Apart from that minor quibble, this installment of The Odyssey was okay, better than it has been, although it still raises some questions in my mind about, well, everything.
When we last left Odysseus, he'd been really sad and really hungry and was telling the Phaeicians, who were kind enough to feed him after he snuck into their palace invisibly and hugged their queen around the knees, that he was too hungry to tell them what the heck he was doing here.
In this installment, Odysseus recounts, at length everything that has happened to him, for a couple of pages, practically retelling the entire story so far. Hence, my gripe.
What's interesting though is that Odysseus tells the Phaeicians that Calypso, his captor, had wanted to make him immortal and keep him there forever, which is the first the reader has heard of that. Penelope must be one heck of a woman, or Odysseus must be superloyal, if he is able to resist the allure of a demigoddess who wants to make him immortal... except, remember, the two slept together anyway before he left.
Upon hearing his story, the king of Phaeicia reacts pretty much exactly the way we all would. He says to this total stranger interloper who just told a remarkable story about being kidnapped by the gods: "Well, so would you like to marry my daughter, or just go home?"
Seriously: Alcinous, the king of Phaecia, offers his daughter to Odysseus, who he has just met, and whose story he hasn't verified at all, but says that if Odysseus doesn't want that, he can just use "two and fifty" of Antinous' best men to row him home.
Odysseus takes the latter option, and so they all go to bed and the next day is marked by first choosing those 52 guys to row the stranger home, and then there is a feast and a song about the Trojan War that makes Odysseus cry because he is in touch with his feelings, and then the Phaeicians gather to hold a mini-sports competition so that Odysseus will go home and tell everyone how great Phaecia is at everything.
Everything is going fine until one of Alcinous' sons asks Odysseus to join in; Odysseus says he totally would but, you know, he's grieving and all and has been kidnapped by gods, etc. etc., at which point Alcinous' son more or less calls him a wuss:
I well believ'd it, friend! in thee the guise
I see not of a man expert in feats
Athletic, of which various are perform'd
In ev'ry land; thou rather seem'st with ships Familiar.
Which is my new go-to insult.
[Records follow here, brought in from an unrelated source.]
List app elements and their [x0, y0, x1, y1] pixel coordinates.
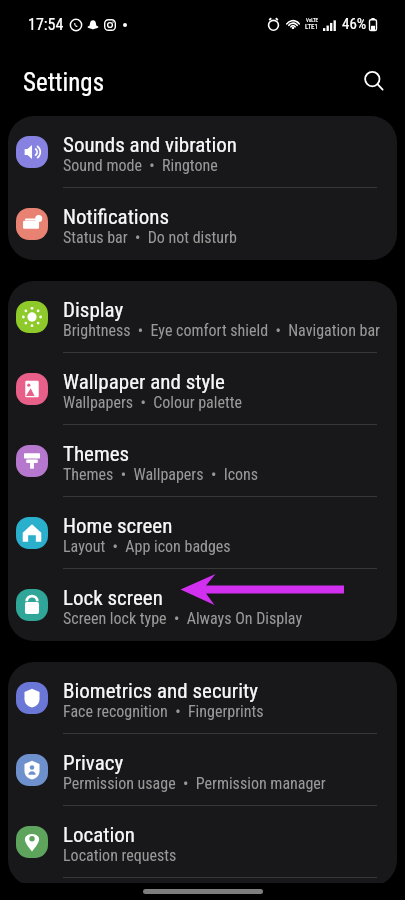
button[interactable]: Biometrics and security: [8, 662, 397, 734]
staticText: Sound mode • Ringtone: [63, 156, 218, 175]
staticText: Location: [63, 823, 136, 848]
button[interactable]: Display: [8, 281, 397, 353]
button[interactable]: Sounds and vibration: [8, 116, 397, 188]
button[interactable]: Notifications: [8, 188, 397, 260]
staticText: Brightness • Eye comfort shield • Naviga…: [63, 321, 380, 340]
staticText: VoLTE: [306, 17, 318, 23]
staticText: Screen lock type • Always On Display: [63, 609, 303, 628]
staticText: Permission usage • Permission manager: [63, 774, 326, 793]
staticText: Sounds and vibration: [63, 133, 237, 158]
staticText: Status bar • Do not disturb: [63, 228, 237, 247]
staticText: Settings: [23, 68, 105, 97]
button[interactable]: Home screen: [8, 497, 397, 569]
staticText: Lock screen: [63, 586, 163, 611]
staticText: Themes: [63, 442, 130, 467]
staticText: Privacy: [63, 751, 124, 776]
button[interactable]: Lock screen: [8, 569, 397, 641]
staticText: Home screen: [63, 514, 173, 539]
button[interactable]: Search: [358, 65, 390, 97]
staticText: Notifications: [63, 205, 169, 230]
staticText: Display: [63, 298, 124, 323]
staticText: Biometrics and security: [63, 679, 258, 704]
staticText: Themes • Wallpapers • Icons: [63, 465, 259, 484]
staticText: LTE1: [305, 23, 318, 31]
button[interactable]: Location: [8, 806, 397, 878]
staticText: Wallpaper and style: [63, 370, 225, 395]
staticText: Layout • App icon badges: [63, 537, 231, 556]
button[interactable]: Themes: [8, 425, 397, 497]
staticText: Location requests: [63, 846, 177, 865]
staticText: 17:54: [28, 15, 64, 34]
button[interactable]: Privacy: [8, 734, 397, 806]
button[interactable]: Wallpaper and style: [8, 353, 397, 425]
staticText: Wallpapers • Colour palette: [63, 393, 242, 412]
staticText: Face recognition • Fingerprints: [63, 702, 264, 721]
staticText: 46%: [342, 15, 367, 33]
When someone gets all up in my face, I'm going to tell them: You seem'st with ships Familiar.
(If I am getting beat up, I am getting beat up in style.)
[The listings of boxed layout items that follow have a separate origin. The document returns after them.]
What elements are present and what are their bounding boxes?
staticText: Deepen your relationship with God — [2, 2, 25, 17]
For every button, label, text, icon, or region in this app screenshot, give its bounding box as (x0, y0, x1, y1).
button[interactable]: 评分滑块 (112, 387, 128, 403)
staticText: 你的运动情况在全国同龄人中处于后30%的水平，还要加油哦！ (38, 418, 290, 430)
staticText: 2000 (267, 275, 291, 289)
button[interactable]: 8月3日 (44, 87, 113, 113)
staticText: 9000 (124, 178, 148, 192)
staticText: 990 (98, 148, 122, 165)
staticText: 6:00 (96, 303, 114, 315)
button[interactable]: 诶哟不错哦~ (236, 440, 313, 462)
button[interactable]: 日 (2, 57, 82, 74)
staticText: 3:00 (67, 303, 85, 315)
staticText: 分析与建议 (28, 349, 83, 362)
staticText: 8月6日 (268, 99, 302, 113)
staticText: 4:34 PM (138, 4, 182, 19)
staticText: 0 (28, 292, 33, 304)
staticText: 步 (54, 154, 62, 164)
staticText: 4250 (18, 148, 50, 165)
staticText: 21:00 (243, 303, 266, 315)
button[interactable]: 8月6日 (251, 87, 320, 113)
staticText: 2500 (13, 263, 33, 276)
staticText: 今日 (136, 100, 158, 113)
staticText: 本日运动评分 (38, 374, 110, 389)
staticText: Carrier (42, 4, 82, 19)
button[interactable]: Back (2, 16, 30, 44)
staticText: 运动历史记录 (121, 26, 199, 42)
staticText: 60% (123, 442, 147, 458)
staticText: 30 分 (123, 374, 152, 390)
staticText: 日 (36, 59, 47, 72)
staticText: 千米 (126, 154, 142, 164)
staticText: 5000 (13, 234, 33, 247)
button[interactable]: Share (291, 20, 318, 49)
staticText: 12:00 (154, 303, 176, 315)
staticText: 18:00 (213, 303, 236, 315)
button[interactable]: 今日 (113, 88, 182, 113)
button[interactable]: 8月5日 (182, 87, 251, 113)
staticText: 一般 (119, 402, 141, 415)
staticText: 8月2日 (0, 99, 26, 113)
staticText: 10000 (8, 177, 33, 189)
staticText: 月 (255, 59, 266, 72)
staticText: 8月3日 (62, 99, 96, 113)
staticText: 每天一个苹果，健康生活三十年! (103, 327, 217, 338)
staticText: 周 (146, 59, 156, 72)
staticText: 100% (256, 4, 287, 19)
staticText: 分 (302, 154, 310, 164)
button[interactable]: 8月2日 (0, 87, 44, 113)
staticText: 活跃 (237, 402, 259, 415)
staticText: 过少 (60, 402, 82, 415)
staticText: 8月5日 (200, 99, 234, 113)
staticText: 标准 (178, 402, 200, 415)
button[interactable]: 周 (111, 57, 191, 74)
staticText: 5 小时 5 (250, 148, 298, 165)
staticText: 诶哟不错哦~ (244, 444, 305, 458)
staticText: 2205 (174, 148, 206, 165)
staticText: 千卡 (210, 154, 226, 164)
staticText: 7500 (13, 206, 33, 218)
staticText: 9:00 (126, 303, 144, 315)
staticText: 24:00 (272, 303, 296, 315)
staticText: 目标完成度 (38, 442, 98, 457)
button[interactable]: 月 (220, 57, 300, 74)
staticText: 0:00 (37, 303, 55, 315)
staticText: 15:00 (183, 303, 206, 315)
Odysseus doesn't take that well and starts a big lecture about how rude the kid is and how he's the best at pretty much everything except for archery where he was second only to Philoctetes who is now dead which makes Odysseus the best, and he says he's not comparing himself to Hercules or anything
Yet mean I no comparison of myself
With men of antient times, with Hercules...
but still, Odysseus says, he's no slouch and to prove it he picks up a quoit (which is kind of like a ring used in a horseshoe type game only here it seems more like a discus) and throws it just over the heads of all the Phaeicians but farther than any of them could, and challenges every Phaeician present to a competition of whatever sort they want, at which point Antinous steps in and says, whoa, wait, let's not get out of hand here, actually we Phaecians are more the dramatic arts types, like the drama club, telling Odysseus that instead of an all out fight-fest, they'll have a circus because that's what Phaecia is actually good at:
Now mark me, therefore, that in time to come
While feasting with thy children and thy spouse,
Thou may'st inform the Heroes of thy land
Even of our proficiency in arts...
We boast not much the boxer's skill...
but light-footed in the race are we,
And navigators well-inform'd.
Our pleasures are the feast, the harp, the dance,
Garments for change, the tepid bath; the bed.
At which point I was thinking "Well, why have the competition in the first place if you're just going to send Odysseus home to tell all the heroes of his land, 'Hey, those Phaeician guys? They just like taking warm baths and playing dress up, we should conquer them'? but who am I to judge Homer?
BUT, this: "the tepid bath?" How did that make it onto a list of things you are good at? "I'm really good at getting a bath that isn't really all that hot, but you wouldn't say it was cold, either." Not really a thing you want to form your civilization around.
That's where I quit for the day: Odysseus and the king were sitting down to listen to more singing before Odysseus left, no doubt after a tepid bath.
UPDATE on the Gods: Minerva was there when Odysseus threw the quoit, but it seems like she didn't help him throw it far. Her role was to yell out in the crowd that Odysseus had thrown it really far. I am so not impressed by these Greek gods.